Archive for April, 2005
Potty Training Take 3
Step 1: Put on briefs and set up potty in the bathroom.
Step 2: Ask if he needs to go potty about 1,000 times an hour.
Step 3: Set him up on the potty even if he says he doesn’t have to go.
Step 4. Hand him toilet paper so he feels like a big boy.
Step 5: Sing the ‘Pee Pee Song’. [Don’t laugh, it’s a cute song]
Step 6: Give up after 20 minutes of sitting on the potty.
Step 7: Leave bathroom and hear faint whisper behind me, “Uh oh”.
Step 8: Wash, repeat.
A lot of people have told me that Dash “isn’t ready” for potty training. Maybe they’re right, but I still do it because I refuse to treat my child like he has some some of disability because he can’t communicate as well as other kids his age. Having a hearing loss does not have anything to do with whether or not he is ready to pee on the potty, and as long as he’s having fun, we keep trying. If it turns out he’s not ready, he’s not ready, so be it. I’ll make the decision, though, thankyouverymuch.
Even if it means changing underwear 80 times a day for a weekend. ![]()
Censorship
I know most of you that read this fairly often are used to an update from me once a day, but lately I just haven’t had the motivation. It’s not that I don’t have plenty of things to say [trust me], it’s that I’m constantly becoming aware of just how much stock people put in these words.
There was a time when no one here knew about the blog, and that isn’t the case anymore. For a lot of reasons, this is a good thing. For even more reasons, this is a bad thing. Don’t get me wrong: I love that people want to check in on me, and I’m flattered when people compliment the site. Shit, I’m flattered when people hate it, that’s not the issue. The problem is that people’s expectations and or judements mean hardly anything to me, but I’m forced to consider them anyway.
A friend here told me months ago to ignore the stress of writing for an immediate “audience”, and to just write like I always have.

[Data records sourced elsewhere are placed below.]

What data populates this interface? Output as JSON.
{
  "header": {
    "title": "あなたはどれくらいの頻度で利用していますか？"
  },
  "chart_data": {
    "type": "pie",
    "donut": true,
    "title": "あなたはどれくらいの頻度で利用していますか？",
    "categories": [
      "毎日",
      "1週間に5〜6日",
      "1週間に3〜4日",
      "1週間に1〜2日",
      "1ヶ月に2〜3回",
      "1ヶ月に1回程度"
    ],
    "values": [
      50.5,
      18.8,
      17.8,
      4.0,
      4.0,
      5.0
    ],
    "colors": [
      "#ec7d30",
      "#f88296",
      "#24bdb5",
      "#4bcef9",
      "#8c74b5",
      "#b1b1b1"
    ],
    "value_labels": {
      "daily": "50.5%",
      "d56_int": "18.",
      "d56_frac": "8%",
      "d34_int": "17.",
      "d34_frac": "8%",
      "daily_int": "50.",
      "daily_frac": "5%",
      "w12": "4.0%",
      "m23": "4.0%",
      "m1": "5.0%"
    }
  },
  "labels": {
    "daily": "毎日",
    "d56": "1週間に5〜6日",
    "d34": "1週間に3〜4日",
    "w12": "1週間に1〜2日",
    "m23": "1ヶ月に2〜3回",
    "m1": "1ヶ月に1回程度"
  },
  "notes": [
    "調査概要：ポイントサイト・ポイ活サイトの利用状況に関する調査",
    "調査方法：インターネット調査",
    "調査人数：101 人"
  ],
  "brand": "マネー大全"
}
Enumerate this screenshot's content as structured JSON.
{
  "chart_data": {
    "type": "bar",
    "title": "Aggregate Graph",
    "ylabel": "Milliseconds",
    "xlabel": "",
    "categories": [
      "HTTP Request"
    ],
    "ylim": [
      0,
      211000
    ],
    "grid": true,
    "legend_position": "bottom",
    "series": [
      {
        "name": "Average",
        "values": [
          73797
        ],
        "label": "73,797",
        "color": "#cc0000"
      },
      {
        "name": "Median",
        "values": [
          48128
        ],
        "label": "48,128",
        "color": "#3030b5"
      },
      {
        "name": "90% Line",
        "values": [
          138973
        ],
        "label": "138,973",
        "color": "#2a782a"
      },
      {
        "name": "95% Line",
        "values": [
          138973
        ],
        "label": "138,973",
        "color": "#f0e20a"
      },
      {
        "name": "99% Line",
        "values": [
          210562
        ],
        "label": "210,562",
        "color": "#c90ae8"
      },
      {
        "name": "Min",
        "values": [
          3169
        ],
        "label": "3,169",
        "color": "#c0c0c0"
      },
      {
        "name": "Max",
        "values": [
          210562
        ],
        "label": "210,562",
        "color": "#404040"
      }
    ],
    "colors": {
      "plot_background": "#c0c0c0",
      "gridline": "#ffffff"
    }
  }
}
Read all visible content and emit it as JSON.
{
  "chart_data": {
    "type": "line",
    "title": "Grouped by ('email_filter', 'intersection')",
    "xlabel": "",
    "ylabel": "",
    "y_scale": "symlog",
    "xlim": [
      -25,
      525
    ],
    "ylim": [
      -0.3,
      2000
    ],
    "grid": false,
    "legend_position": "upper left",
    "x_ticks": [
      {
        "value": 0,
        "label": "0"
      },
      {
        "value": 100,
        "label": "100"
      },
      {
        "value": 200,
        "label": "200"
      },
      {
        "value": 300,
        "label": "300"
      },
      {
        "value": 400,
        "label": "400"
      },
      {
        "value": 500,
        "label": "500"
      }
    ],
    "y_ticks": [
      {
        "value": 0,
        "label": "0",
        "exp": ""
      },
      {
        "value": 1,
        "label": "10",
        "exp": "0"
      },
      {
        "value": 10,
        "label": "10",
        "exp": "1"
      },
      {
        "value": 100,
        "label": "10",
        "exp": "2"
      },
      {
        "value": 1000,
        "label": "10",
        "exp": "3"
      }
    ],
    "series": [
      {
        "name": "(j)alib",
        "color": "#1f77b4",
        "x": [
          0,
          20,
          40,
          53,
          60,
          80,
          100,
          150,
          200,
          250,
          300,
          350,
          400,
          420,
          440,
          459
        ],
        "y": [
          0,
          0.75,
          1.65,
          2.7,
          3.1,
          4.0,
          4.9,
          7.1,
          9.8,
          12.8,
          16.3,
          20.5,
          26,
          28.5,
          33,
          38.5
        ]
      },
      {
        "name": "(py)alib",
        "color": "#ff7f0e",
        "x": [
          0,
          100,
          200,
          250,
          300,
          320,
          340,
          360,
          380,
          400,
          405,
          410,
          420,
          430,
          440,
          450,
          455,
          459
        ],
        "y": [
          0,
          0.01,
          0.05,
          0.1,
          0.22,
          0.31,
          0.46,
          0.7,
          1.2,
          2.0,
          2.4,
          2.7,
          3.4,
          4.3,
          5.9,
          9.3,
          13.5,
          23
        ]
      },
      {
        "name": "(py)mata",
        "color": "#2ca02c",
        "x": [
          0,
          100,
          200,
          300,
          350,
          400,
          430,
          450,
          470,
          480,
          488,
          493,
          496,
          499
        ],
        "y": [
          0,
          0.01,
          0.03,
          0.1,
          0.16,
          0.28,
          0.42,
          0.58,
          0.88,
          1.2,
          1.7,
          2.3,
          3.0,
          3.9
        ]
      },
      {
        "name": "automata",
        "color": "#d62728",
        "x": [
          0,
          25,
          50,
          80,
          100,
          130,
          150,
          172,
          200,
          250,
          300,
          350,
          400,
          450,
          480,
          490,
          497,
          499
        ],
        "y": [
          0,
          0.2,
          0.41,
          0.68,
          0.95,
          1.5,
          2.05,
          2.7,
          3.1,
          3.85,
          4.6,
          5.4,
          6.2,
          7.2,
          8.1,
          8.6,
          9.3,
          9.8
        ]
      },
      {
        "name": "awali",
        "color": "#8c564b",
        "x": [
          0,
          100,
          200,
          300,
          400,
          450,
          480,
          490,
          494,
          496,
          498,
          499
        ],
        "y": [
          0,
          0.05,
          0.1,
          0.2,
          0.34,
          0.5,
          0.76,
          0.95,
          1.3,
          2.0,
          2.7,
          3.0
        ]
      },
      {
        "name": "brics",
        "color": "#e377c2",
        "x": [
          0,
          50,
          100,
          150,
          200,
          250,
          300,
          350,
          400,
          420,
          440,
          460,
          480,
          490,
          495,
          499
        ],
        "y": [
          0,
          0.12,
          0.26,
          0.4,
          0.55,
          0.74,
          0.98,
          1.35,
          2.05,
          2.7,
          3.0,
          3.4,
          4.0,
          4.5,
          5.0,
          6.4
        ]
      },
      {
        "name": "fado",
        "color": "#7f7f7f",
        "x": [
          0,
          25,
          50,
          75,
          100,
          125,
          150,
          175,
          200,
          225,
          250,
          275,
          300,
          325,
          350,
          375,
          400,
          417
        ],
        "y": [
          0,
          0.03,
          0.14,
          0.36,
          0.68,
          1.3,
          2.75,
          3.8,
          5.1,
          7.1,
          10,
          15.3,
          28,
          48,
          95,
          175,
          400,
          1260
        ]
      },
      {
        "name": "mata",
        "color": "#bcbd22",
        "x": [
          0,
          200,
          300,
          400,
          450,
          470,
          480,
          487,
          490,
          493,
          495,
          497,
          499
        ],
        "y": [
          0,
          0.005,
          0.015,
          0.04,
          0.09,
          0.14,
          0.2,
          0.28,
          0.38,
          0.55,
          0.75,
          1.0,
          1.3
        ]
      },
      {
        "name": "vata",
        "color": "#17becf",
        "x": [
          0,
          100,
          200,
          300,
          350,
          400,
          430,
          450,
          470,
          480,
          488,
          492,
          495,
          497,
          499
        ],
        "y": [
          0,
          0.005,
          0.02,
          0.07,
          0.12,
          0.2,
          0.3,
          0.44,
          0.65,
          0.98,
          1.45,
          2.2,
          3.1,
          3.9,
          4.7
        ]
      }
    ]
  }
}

This person made it clear to me that I shouldn’t be altering what I want to say for anyone, and I totally agree. I’m having problems following through with this, no matter how much I want to. There is always something to consider when writing something up, and frankly I’m sick of it.
I guess I miss the privacy [I know, “privacy” on the internet, haha. I mean privacy as in only strangers read it and I didn’t have to answer questions about things I wrote to acquaintances and strangers] I used to have. The site began as a way to keep in touch with family while I was in Germany, and morphed into a place to test chapters for a book, and keep sane while in a really bizarre situation. Now it’s barely an indication of me at all - it is so watered down and boring I feel like it’s totally pointless.
My dearest friend in the States, Caz, gave me solid advice: Fuck ‘em. I should, and she’s totally right. The problem is that I simply don’t have time to deal with the ramifications of being totally unfiltered. My mom doesn’t want to read about an argument we had on this weblog. I don’t have time for any more unnecessary dirty looks and judgements regarding how I choose to parent my son - I get enough of those already for less important reasons. I don’t feel comfortable making Husband Bad posts anymore because my mother in law reads the site, and I don’t like to talk about things Dash does with his friends because I’m afraid of someone reading and either being upset they are mentioned or mad that they weren’t.
I can’t win. Yes, I could make entries every day that go something like this:
Everything is great and I love everyone and nothing went wrong and there isn’ t anything to be irritated at and woo hoo super happy face!
but that’s not me, and I refuse to become that person.
I don’t know what will end up happening with this site. Maybe some of the other moms who read this can sympathize [I know a TON of you have been in similar, if not identical situations and might have some good advice] and at the very least, relate to reading someone write about not wanting to write. One good thing to come out of all of this is the completion of some very exciting chapter in the book, so I try to keep positive that way. Most of the time, however, I tend to get pissed off at people when I think about this place. If you think I’m talking about you, just calm the fuck down and consider the fact that you’re not as goddamned important as you think you are.
J., R., A.: Thank you for keeping me sane during all of this!
This is usually when I forget about it
Typically I lose my strength and cut my hair as soon as it starts getting warmer: I can’t stand having so much thick hair when it’s hot, it just drives me insane. Perhaps my hair will be easier to deal with here [insert homesick remark regarding Texas summers] and I can continue to let it grow. You have no idea what an accomplishment it is that I’ve let it go this long!
I have this great idea for a hairstyle if I can ever get the time to plug in a blow dryer. ![]()
Good Times
New Rule: Mommy can not fold laundry (or do anything else, for that matter) if it requires her to leave the Monster to his own devices for ten minutes.